Stemming, thesaurus and prefix searches

Build 1501 on 14/Nov/2017  This topic last edited on: 19/Jun/2014, at 10:04

To search for syntactical variations of a word (stemming) use the suffix ‘^’ , e.g.:

president^

matches all texts containing ‘president’, ‘presidential’, ‘presidentially’ etc.

To search for synonyms of a word use the suffix ‘+’, e.g.:

Obama+

matches all texts containing any of the synonyms of ‘Obama’ defined in the thesaurus of the full-text search engine.

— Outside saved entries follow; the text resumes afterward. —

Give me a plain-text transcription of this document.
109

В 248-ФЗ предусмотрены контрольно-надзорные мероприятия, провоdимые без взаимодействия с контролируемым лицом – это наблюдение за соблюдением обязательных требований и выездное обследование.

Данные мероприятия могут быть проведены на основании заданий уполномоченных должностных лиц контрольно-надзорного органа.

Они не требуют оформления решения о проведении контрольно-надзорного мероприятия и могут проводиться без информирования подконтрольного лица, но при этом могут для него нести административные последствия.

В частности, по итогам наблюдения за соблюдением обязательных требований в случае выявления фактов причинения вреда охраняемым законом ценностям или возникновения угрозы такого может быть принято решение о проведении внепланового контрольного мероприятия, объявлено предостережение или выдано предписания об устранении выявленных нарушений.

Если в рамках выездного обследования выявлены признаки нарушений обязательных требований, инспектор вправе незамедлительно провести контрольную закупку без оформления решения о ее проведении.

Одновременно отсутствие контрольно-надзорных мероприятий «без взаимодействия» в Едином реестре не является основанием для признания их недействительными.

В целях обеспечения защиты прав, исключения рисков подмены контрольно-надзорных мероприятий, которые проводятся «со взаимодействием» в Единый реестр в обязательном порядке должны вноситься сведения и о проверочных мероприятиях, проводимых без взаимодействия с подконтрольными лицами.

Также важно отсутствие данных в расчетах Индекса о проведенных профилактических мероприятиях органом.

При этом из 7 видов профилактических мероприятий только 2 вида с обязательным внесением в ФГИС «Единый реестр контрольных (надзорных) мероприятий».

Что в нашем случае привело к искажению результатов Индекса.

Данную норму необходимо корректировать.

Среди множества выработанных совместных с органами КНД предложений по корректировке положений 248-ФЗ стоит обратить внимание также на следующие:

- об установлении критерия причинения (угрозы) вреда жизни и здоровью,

To search for words staring with a prefix use the suffix ‘*’, e.g.:

Obama*

matches all texts containing a word starting with ‘Obama’ – i.e. it will match a text containing ‘Obamacare’.

Caveats:

Exalead does not support thesaurus searches, so the suffix ‘+’ is ignored when using Exalead as the full-text search engine

Full-text search engines implement prefix searches first looking for words starting with the specified prefix in the index, and then doing a full-text search using the resulting list of words. Usually the list generated in the first step is limited in length for performance reason; this means that searches with a prefix that matches a lot of words won’t return all the possible results. E..g a search for ‘a*’ won’t typically return all texts containing a word starting with ‘a’, it returns texts containing the first N words in the index that starts with ‘a’ – where N depends on the full-text search engine used and on its setup.